The auto industry has made a significant push towards hybrid and electric vehicles since the birth of the Toyota Prius, and government emission regulations have followed suit. By 2025, less than six years away, 10 percent of all cars sold in British Columbia must be zero-emission. A mere 15 years from then, in 2040, the sale of fossil fueled cars will be banned. Manufacturers like Daimler Trucks North America and Tesla have introduced electric heavy-duty truck models, with government subsidies available. However, this legislation, the most aggressive in North America regarding fuel-burning vehicles, does not yet apply to off-road engines and heavy equipment.

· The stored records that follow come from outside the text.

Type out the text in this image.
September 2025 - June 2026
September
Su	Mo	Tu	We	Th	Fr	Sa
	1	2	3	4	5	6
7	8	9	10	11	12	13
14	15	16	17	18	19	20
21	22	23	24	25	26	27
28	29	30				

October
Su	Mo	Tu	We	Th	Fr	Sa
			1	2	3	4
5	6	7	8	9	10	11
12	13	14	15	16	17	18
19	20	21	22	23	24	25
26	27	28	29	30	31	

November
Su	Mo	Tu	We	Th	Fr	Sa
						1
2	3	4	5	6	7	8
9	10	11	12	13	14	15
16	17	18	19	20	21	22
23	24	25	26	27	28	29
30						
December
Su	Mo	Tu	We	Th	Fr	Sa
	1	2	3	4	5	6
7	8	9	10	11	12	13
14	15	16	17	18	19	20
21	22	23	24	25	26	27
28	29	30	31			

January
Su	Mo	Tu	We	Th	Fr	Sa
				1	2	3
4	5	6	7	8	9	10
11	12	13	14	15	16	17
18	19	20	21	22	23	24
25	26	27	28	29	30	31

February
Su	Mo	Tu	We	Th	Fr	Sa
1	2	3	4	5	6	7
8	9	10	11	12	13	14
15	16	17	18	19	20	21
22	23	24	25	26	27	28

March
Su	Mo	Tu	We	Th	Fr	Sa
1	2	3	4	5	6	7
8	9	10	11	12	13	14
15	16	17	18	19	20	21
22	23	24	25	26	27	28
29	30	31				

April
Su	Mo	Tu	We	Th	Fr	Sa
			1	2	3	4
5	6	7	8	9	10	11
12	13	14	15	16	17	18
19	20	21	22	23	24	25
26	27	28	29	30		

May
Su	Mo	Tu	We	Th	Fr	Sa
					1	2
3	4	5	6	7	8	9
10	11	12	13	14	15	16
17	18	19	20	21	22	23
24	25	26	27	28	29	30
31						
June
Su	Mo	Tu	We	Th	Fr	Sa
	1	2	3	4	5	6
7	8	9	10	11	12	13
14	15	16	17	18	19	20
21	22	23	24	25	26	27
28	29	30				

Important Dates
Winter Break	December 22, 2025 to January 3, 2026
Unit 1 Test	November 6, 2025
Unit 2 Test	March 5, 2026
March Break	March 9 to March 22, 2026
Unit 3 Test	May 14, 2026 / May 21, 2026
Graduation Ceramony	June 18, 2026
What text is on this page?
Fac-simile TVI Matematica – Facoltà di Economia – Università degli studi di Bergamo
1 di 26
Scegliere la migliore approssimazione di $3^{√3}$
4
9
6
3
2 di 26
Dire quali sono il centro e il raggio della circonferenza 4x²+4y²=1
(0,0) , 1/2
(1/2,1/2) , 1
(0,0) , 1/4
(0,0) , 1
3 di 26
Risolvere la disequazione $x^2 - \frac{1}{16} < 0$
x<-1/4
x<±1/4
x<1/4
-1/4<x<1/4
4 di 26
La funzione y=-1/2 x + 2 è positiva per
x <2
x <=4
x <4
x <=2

Despite multiple federal regulations regarding emissions, Canada will still not meet their 2020 reduction goal set at the Copenhagen Accord, and will have to take drastic action to meet the Paris Agreement target for 2030. Governments committed to reducing fossil fuel should provide subsidies not just for electric cars, but also for electric construction machinery. Financial incentives are required to encourage companies to invest in electric and battery powered equipment, ultimately reducing hydrocarbon emissions.
Anyone interested in improving their environmental impact within the construction or development industry in Canada should consider becoming a CIPEC Leader. Canadian Industry Partnership for Energy Conservation gives members, at no cost, access to apply for cost-shared assistance for energy management projects through Natural Resources Canada. While NRCan does offer financial assistance for projects “intended to improve industrial energy performance and reduce GHG emissions”, equipment purchases are, unfortunately at this time, ineligible.
If you need more inspiration on how to drive change within the industry, look to Norway, where they are pioneering fossil fuel-free construction sites. Oslo updated its procurement practices to favour contractors focussed on clean energy and reducing worksite emissions. The competitive advantage of having a fleet of electric vehicles is huge, if anyone could afford them.